Подмывало прямо сказать этому Хрюшкину, что я час как очухался в новом теле и времени. И информацию о новой реальности добываю в час по чайной ложке, со скрипом. Но как тут сказать? Сразу желтый билет вручат и здравствуй местная дурка, на манер «и тебя вылечим». Хотя… может зря мучаюсь, все куда проще? В первой половине девяностых звезд тьма тьмущая. Чумаки, Лонги. Народ вон мертвых на ноги подымает играючи, бровью не пошевеля, и воду через телевизор заряжает, а я чего лох? Так что где наша не пропадала. Скажу, что я накануне рухнул с инопланетного корабля — прошу любить и жаловать. Поверят же. Внимание уфологов и «Спид-инфо» обеспечено.
— Не Кресов, ты у меня не съедешь с выступления, за базар надо отвечать, — запричитал Никита Ильич, наливая в рюмку водку. — Или ты снова шутишь, Петросян? Ты ж смотри, я могу тоже пошутить и комиссию по разряду заверну, премию передумаю давать или из общаги заводской выселю. Так пошучу, что не смешно станет. Интересуется он, ишь грамотей.

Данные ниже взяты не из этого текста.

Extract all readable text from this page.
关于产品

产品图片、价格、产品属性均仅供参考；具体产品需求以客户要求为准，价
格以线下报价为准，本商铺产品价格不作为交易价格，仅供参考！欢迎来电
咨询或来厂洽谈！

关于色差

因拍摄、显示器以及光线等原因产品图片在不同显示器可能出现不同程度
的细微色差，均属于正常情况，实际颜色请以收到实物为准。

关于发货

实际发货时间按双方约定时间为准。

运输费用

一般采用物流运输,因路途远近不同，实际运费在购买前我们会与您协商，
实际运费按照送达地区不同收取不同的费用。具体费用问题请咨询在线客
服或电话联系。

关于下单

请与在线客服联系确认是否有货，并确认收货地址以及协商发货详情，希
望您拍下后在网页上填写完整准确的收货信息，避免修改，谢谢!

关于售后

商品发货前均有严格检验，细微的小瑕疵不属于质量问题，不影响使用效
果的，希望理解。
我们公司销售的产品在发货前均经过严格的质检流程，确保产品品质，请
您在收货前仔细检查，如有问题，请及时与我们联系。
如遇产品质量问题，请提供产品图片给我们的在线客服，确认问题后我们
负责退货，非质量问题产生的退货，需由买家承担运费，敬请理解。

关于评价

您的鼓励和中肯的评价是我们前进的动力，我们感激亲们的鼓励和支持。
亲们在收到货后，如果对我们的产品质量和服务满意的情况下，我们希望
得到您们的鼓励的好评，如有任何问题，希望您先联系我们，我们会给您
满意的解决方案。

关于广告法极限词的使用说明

Я молчал, слушал разговор с самим собой начальника. Шутки шутками, но видимо у прежнего обладателя этого тела существовала договоренность с начальством, о которой я ни сном не духом, сидя в кабинете Хрюшкина. Конечно, о таких вещах предупреждать надо… да как тут предупредишь. Никто мне «записочек» по эксплуатации нового себя не оставил, в курс дела не ввел. Прежний Сергей Иванович ушел по-английски, не попрощавшись, как муза в песне Высоцкого. Интересно, кстати, куда подевался сам паренек? При мысли о том, что он, вполне возможно, очнулся в моем старом теле — покорежило. Тоже сейчас бегает бедолага, наводит суету и пытается понять происходящее. И я ведь ему никаких «записочек» не оставил, поэтому приятным бонусом для Сережи станет двушка на Пушкинской и сберегательный счет в банке. Все что от «былой славы» у меня осталось. Пусть пацан поживет.
Зато теперь от чего двадцатилетний слесарь без опыта в единоборствах дал согласие на бой, понятнее стало. Обещали молодому разряд дать, премию выписать, с общагой какой-то вопрос решить. Не раскладушками же, наверное молодого проспонсируют… Тут другой вопрос, других кандидатов не нашлось на огромном заводе? Почему именно «меня» выбрали. Решил выяснить.
— Хрюшкин, я от боев не отказывался, не отказываюсь и отказываться не буду, на ус себе намотай, — пояснил я. — Просто интересуюсь — все ли в силе? По правилам понимание хочется чуточку большее, по сопернику. И не скромный вопрос, почему вы в меня поверили, товарищ начальник? Дюже я талантливый?
— Я то в тебя поверил? — начальник аж водкой подавился, оправдывая свою фамилию захрюкал. — Во даешь.
— Раз на бой выставляете, верите значит, — предположил я, как мне казалось все логично.
— Кресов, ты на солнце перегрелся? В кого я там поверил, ты блин брак порешь чуть ли не каждый день, рукопожопый ты мой, — отмахнулся начальник, осматривая выпачканную водкой рубашку. — Блин, теперь вонять будет, а мне на совещание в пять.
Он снял трубку, набрал короткий номер, за дверьми на столе секретарши забренчал телефон.
— Любочка, рубашку мне новую принеси. Спасибо, дорогая, — трубку положил, на меня уставился. — На чем мы там закончили… А! Вспомнил! Кресов, ты же сам мне рассказывал, что выйдешь и после первого удара ляжешь? — Никита Ильич достал из комода салфетку и рот принялся вытирать. — На хрена тебе еще какие-то правила, соперники? Бокс есть бокс — выйдешь, никто тебя сильно лупасить не будет, подумаешь получишь пару тумаков от таких же как ты рабочих — так меня жена сковородкой сильнее бьет. Мы же обговаривали…
Бокс, значит. Я отрывисто кивнул. Уже лучше. Бокс мы умеем, практикуем.